The Box and Karma International, S9
Judith Bernstein’s art directly confronts gender inequality and social injustice via explicit sexual imagery, with astounding graphic impact. From her early bathroom graffiti-inspired work to her more recent focus on the theme of women’s rage, in Bernstein’s art we face societal issues as well as our own subconscious.
The historical One Panel Vertical #1 (1978) and Birth of the Universe #2 (2013) are two contrasting works by Bernstein. While the first is from a period in which the artist focused on charcoal, the other shows her recent shift to painting. Standing opposite what the arist calls ‘the angry cunt’ (Bernstein’s symbol for women’s rage) is a black vertical screw – a phallic form that drives aggressively upward. Both works exemplify Bernstein’s continued interest in confronting gender inequality and frame a grouping of smaller works, providing a survey of the artist’s extensive practice over five decades.

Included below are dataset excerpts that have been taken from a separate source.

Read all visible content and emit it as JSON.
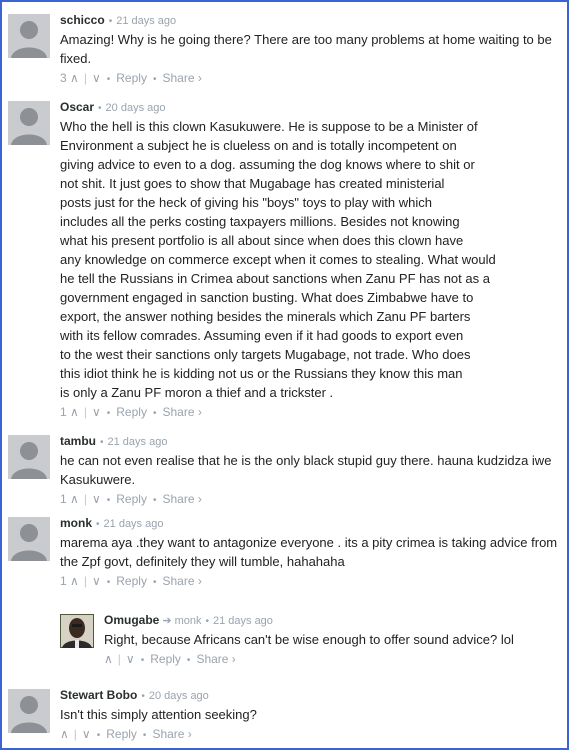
{
  "comments": [
    {
      "author": "schicco",
      "time": "21 days ago",
      "lines": [
        "Amazing! Why is he going there? There are too many problems at home waiting to be",
        "fixed."
      ],
      "votes": "3",
      "reply_label": "Reply",
      "share_label": "Share ›"
    },
    {
      "author": "Oscar",
      "time": "20 days ago",
      "lines": [
        "Who the hell is this clown Kasukuwere. He is suppose to be a Minister of",
        "Environment a subject he is clueless on and is totally incompetent on",
        "giving advice to even to a dog. assuming the dog knows where to shit or",
        "not shit. It just goes to show that Mugabage has created ministerial",
        "posts just for the heck of giving his \"boys\" toys to play with which",
        "includes all the perks costing taxpayers millions. Besides not knowing",
        "what his present portfolio is all about since when does this clown have",
        "any knowledge on commerce except when it comes to stealing. What would",
        "he tell the Russians in Crimea about sanctions when Zanu PF has not as a",
        "government engaged in sanction busting. What does Zimbabwe have to",
        "export, the answer nothing besides the minerals which Zanu PF barters",
        "with its fellow comrades. Assuming even if it had goods to export even",
        "to the west their sanctions only targets Mugabage, not trade. Who does",
        "this idiot think he is kidding not us or the Russians they know this man",
        "is only a Zanu PF moron a thief and a trickster ."
      ],
      "votes": "1",
      "reply_label": "Reply",
      "share_label": "Share ›"
    },
    {
      "author": "tambu",
      "time": "21 days ago",
      "lines": [
        "he can not even realise that he is the only black stupid guy there. hauna kudzidza iwe",
        "Kasukuwere."
      ],
      "votes": "1",
      "reply_label": "Reply",
      "share_label": "Share ›"
    },
    {
      "author": "monk",
      "time": "21 days ago",
      "lines": [
        "marema aya .they want to antagonize everyone . its a pity crimea is taking advice from",
        "the Zpf govt, definitely they will tumble, hahahaha"
      ],
      "votes": "1",
      "reply_label": "Reply",
      "share_label": "Share ›"
    },
    {
      "author": "Omugabe",
      "parent": "monk",
      "time": "21 days ago",
      "lines": [
        "Right, because Africans can't be wise enough to offer sound advice? lol"
      ],
      "votes": "",
      "reply_label": "Reply",
      "share_label": "Share ›"
    },
    {
      "author": "Stewart Bobo",
      "time": "20 days ago",
      "lines": [
        "Isn't this simply attention seeking?"
      ],
      "votes": "",
      "reply_label": "Reply",
      "share_label": "Share ›"
    }
  ],
  "colors": {
    "border": "#3b63d6",
    "meta": "#9aa3ad",
    "avatar": "#c9cbce"
  },
  "icons": {
    "up": "∧",
    "down": "∨",
    "reply_arrow": "➔"
  }
}
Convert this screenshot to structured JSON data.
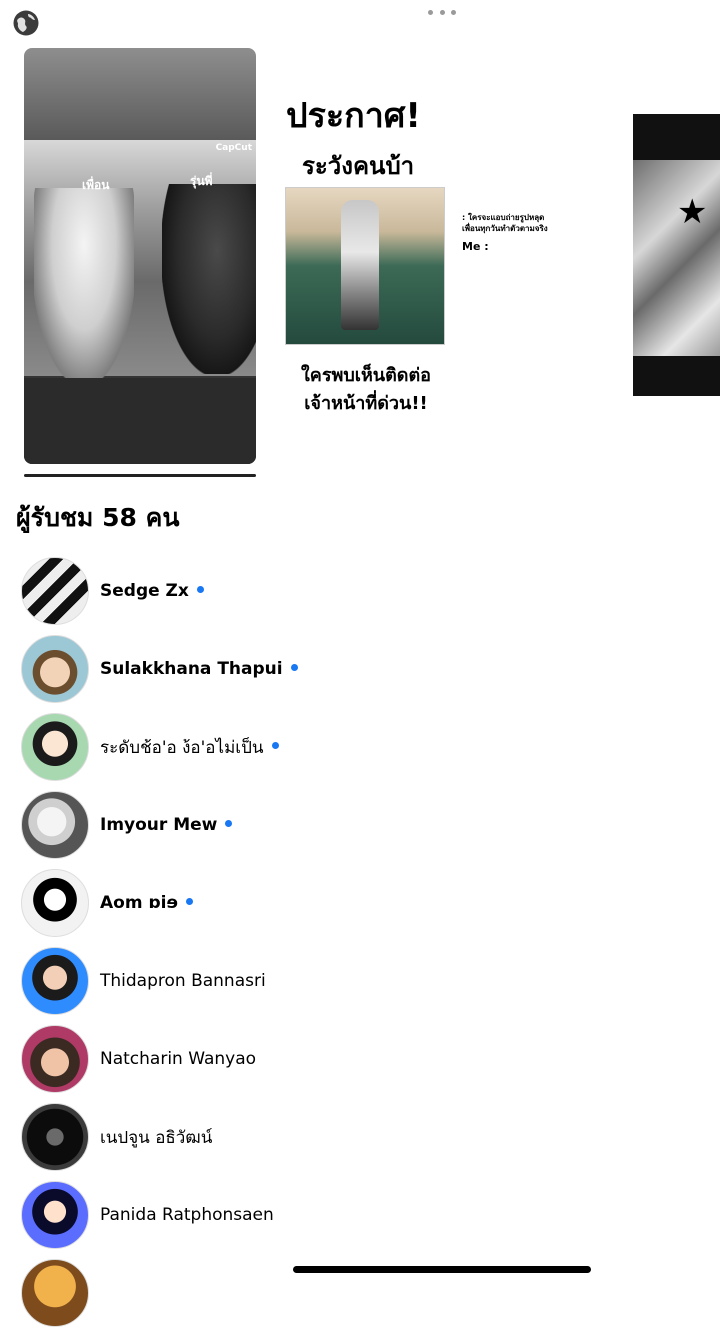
{
  "header": {
    "globe_icon": "globe-icon",
    "more_icon": "more-dots-icon"
  },
  "stories": [
    {
      "tiny_caption": "",
      "watermark": "CapCut",
      "label_left": "เพื่อน",
      "label_right": "รุ่นพี่"
    },
    {
      "headline": "ประกาศ!",
      "subhead": "ระวังคนบ้า",
      "caption_line1": "ใครพบเห็นติดต่อ",
      "caption_line2": "เจ้าหน้าที่ด่วน!!"
    },
    {
      "line1": ": ใครจะแอบถ่ายรูปหลุด",
      "line2": "เพื่อนทุกวันทำตัวตามจริง",
      "line3": "Me :"
    },
    {
      "sticker_icon": "star-icon"
    }
  ],
  "viewers": {
    "heading": "ผู้รับชม 58 คน",
    "list": [
      {
        "name": "Sedge Zx",
        "online": true
      },
      {
        "name": "Sulakkhana Thapui",
        "online": true
      },
      {
        "name": "ระดับช้อ'อ ง้อ'อไม่เป็น",
        "online": true
      },
      {
        "name": "Imyour Mew",
        "online": true
      },
      {
        "name": "Aom ɒiɘ",
        "online": true
      },
      {
        "name": "Thidapron Bannasri",
        "online": false
      },
      {
        "name": "Natcharin Wanyao",
        "online": false
      },
      {
        "name": "เนปจูน อธิวัฒน์",
        "online": false
      },
      {
        "name": "Panida Ratphonsaen",
        "online": false
      }
    ]
  },
  "colors": {
    "online_dot": "#1877f2"
  }
}
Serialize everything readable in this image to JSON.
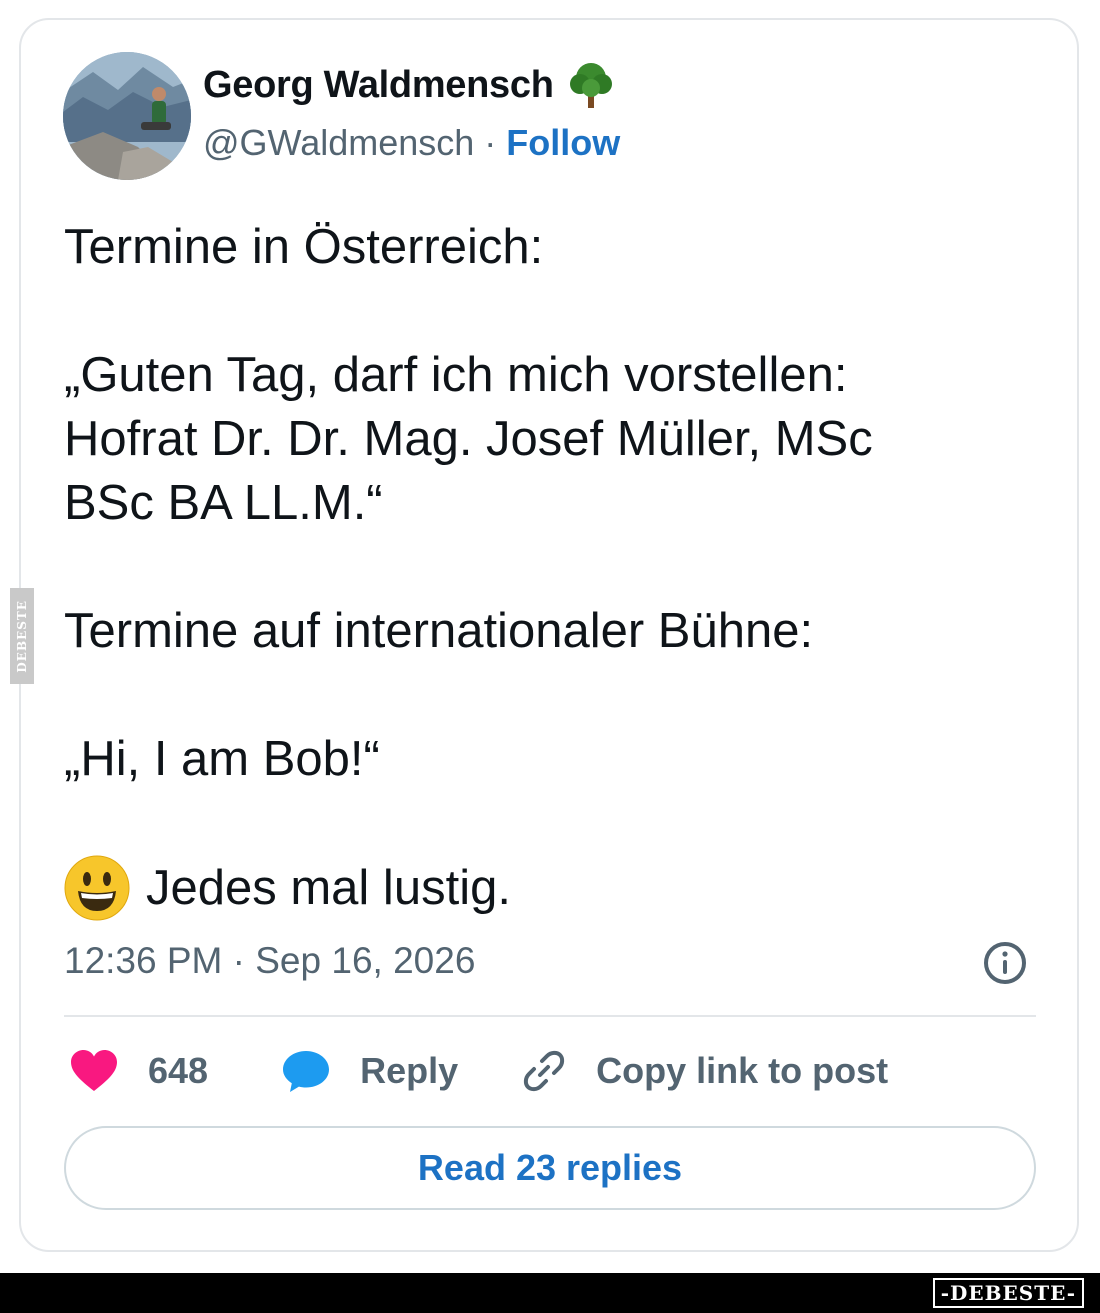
{
  "author": {
    "name": "Georg Waldmensch",
    "handle": "@GWaldmensch",
    "separator": "·",
    "follow_label": "Follow",
    "badge_icon": "deciduous-tree-icon"
  },
  "tweet": {
    "line1": "Termine in Österreich:",
    "line2": "„Guten Tag, darf ich mich vorstellen:",
    "line3": "Hofrat Dr. Dr. Mag. Josef Müller, MSc",
    "line4": "BSc BA LL.M.“",
    "line5": "Termine auf internationaler Bühne:",
    "line6": "„Hi, I am Bob!“",
    "line7": "Jedes mal lustig.",
    "emoji_icon": "smiley-icon"
  },
  "meta": {
    "timestamp": "12:36 PM · Sep 16, 2026"
  },
  "actions": {
    "likes_count": "648",
    "reply_label": "Reply",
    "copy_label": "Copy link to post",
    "read_replies_label": "Read 23 replies"
  },
  "watermark": {
    "side_text": "DEBESTE",
    "brand_text": "-DEBESTE-"
  },
  "colors": {
    "link": "#1d72c4",
    "heart": "#f91880",
    "reply_bubble": "#1d9bf0",
    "muted": "#536471"
  }
}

Judith Bernstein (Born 1942, Newark; lives and works in New York) Judith Bernstein began to create works that confront militarism and machismo during her time as a student at the Yale School of Art (New York). In 1974, Bernstein’s work was censored from a show at the Philadelphia Civic Center. She has since been the subject of a major rediscovery, showing in numerous exhibitions including at the Whitney Museum of American Art and the New Museum of Contemporary Art, both New York, as well as the ICA, London.